High School Physics teacher Carlton Rink Has Flipped
Austin Zeilstra, Class of 2024

In his 37th year of teaching, Mr. Rink knows that his students likely won’t remember every equation that he taught them. He knows that the students he coaches won’t always know the right answer or win every competition. He also knows that each student who comes into his classroom, whether for Physics, AP Physics, ACES, or Scholastic Bowl, has God-given gifts and talents, and he’s dedicated his life and career to helping them steward those gifts well. 

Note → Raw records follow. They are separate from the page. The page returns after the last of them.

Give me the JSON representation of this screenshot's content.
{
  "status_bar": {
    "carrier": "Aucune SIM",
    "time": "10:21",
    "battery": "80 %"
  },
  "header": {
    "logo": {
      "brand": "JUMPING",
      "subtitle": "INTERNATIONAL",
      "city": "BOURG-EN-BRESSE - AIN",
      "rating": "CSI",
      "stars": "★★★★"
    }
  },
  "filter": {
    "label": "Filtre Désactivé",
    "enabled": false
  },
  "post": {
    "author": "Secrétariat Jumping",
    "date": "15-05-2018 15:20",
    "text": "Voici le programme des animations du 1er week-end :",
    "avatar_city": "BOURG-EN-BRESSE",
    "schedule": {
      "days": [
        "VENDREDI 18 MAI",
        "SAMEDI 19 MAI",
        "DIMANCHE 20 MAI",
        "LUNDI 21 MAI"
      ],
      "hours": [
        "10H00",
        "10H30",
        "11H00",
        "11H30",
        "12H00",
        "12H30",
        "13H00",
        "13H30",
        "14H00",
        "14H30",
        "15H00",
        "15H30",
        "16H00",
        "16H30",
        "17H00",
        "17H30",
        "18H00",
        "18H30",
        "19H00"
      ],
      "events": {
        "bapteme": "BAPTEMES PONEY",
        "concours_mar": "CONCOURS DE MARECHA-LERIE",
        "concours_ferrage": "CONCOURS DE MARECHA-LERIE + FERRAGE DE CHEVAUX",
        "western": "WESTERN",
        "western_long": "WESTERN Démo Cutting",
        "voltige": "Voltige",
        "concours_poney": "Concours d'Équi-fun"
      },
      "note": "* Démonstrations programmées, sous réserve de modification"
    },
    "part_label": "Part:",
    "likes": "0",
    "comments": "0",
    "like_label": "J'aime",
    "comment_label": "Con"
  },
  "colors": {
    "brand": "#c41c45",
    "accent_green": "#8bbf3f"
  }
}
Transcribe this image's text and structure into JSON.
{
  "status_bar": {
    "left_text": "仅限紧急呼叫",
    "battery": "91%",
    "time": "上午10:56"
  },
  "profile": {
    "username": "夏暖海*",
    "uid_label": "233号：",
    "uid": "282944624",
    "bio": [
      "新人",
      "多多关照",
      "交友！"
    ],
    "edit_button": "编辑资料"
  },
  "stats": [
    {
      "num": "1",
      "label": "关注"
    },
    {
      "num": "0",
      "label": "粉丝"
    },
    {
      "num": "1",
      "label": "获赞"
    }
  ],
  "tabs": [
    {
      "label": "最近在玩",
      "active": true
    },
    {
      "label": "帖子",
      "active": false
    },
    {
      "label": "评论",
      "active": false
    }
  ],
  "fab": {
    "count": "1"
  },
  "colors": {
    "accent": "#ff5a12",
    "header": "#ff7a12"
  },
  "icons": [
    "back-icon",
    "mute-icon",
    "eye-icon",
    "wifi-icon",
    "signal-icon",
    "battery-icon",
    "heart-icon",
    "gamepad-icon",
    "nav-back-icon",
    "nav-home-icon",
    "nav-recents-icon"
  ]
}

Mr. Carlton Rink doesn’t like to sit still. During classes he’ll roam the room with his ever-filled coffee mug, offering advice, occasionally making students self-conscious as he surveys their partially completed physics homework, and also chatting about anything from a student’s soccer game to string theory. He doesn’t like to keep his class stagnant either. For the past 15 years, Mr. Rink has traveled to Kansas City in June, spending a week grading the official College Board AP Physics exams along with 300 colleagues from around the country. This has helped him to learn more about his subject and how best to teach it. He enjoys the camaraderie with his fellow physics enthusiasts and has also picked up important information from those who’ve been working in the field even longer than he has. 

One of the innovations that he learned through grading is the idea of a flipped classroom. This is one of the most unique parts of Mr. Rink’s class, and it involves giving most of his lectures through videos that students watch outside of class. These videos have questions embedded throughout to help engage students in learning about things such as simplifying a system of capacitors. This makes for a more interactive and engaging classroom experience for Mr. Rink and his students. 

Having given many of the same lectures for almost four decades, he explains the benefits of the flipped classroom: “When you’re saying the same thing you’ve said 73 times, sometimes it’s hard to get motivated. So this way, actually, it helps me stay more motivated because I don’t have to keep repeating myself. With a flipped classroom, I can do the things I think are more important: that is interacting with specific kids with their issues tailored for them.” 

“With a flipped classroom, I can do the things I think are more important, that is interacting with specific kids with their issues, tailored for them.”

Similarly, the flipped classroom allows for a more collaborative learning experience. Students come to class and have the chance to work with other classmates and Mr. Rink on homework and labs. This helps build relationships between students and Mr. Rink, who is more than happy to answer questions and give one-on-one, patient help. Plus, it allows students to more fully understand the concepts. 

Beyond his classes, Mr. Rink is actively involved with coaching both Scholastic Bowl and ACES. During his first two years of teaching at Timothy, an ambitious Mr. Rink started both of these academic clubs and has coached them ever since. Scholastic Bowl is an academic trivia competition (similar to Jeopardy) where 5 players work together and alone to answer questions before the other team. ACES, or Academic Challenge in Engineering and Science, is a team competition where individual students take tests in one of seven subjects, and these scores are compared to other teams. 

Both of the teams have been very successful under Mr. Rink’s leadership, with the Scholastic Bowl winning sectionals in 2021 and state in 2017 and ACES winning state for the last two years. When asked what he loves about coaching, Mr. Rink commented: “being part of those teams helps students to see their potential and to develop their gifts.”

In all areas of Mr. Rink’s service to Timothy, he puts God at the forefront. Each day he opens his first period physics class with a prayer, quoting from Psalm 118:24: “This is the day that the LORD has made; let us rejoice and be glad in it.” Mr. Rink does not use this verse idly, but models to his students what it means to rejoice and be glad in the days God has made. Rejoicing in God’s incredible creation, from the laws of physics to the human minds that discovered them, is second nature to Mr. Rink, and is something he instills in all his students. 

But perhaps most importantly to Mr. Rink, we can rejoice in the days our Lord has made by using our gifts and abilities to His glory. 

When asked why he keeps coming back to Timothy, Mr. Rink said, “It’s what God wants me to do. I think He’s gifted me to be a teacher…it’s a calling.” He wants his students to find their calling and use their gifts, too.

“With all gifts come great stewardship opportunities,” is Mr. Rink’s vaguely Uncle
Ben-ish maxim. This idea, that Christians are given the responsibility and opportunity to use their gifts and lives to honor God, guides Mr. Rink’s life, teaching, and hope for his students. “It’s one of those kind of mysterious things. When you…follow the will of God in your life, I think it leads to fulfillment, peace, joy, maybe some pain…but in the end, all the things that God calls you to are not only responsibilities, but opportunities for growth and peace and joy.”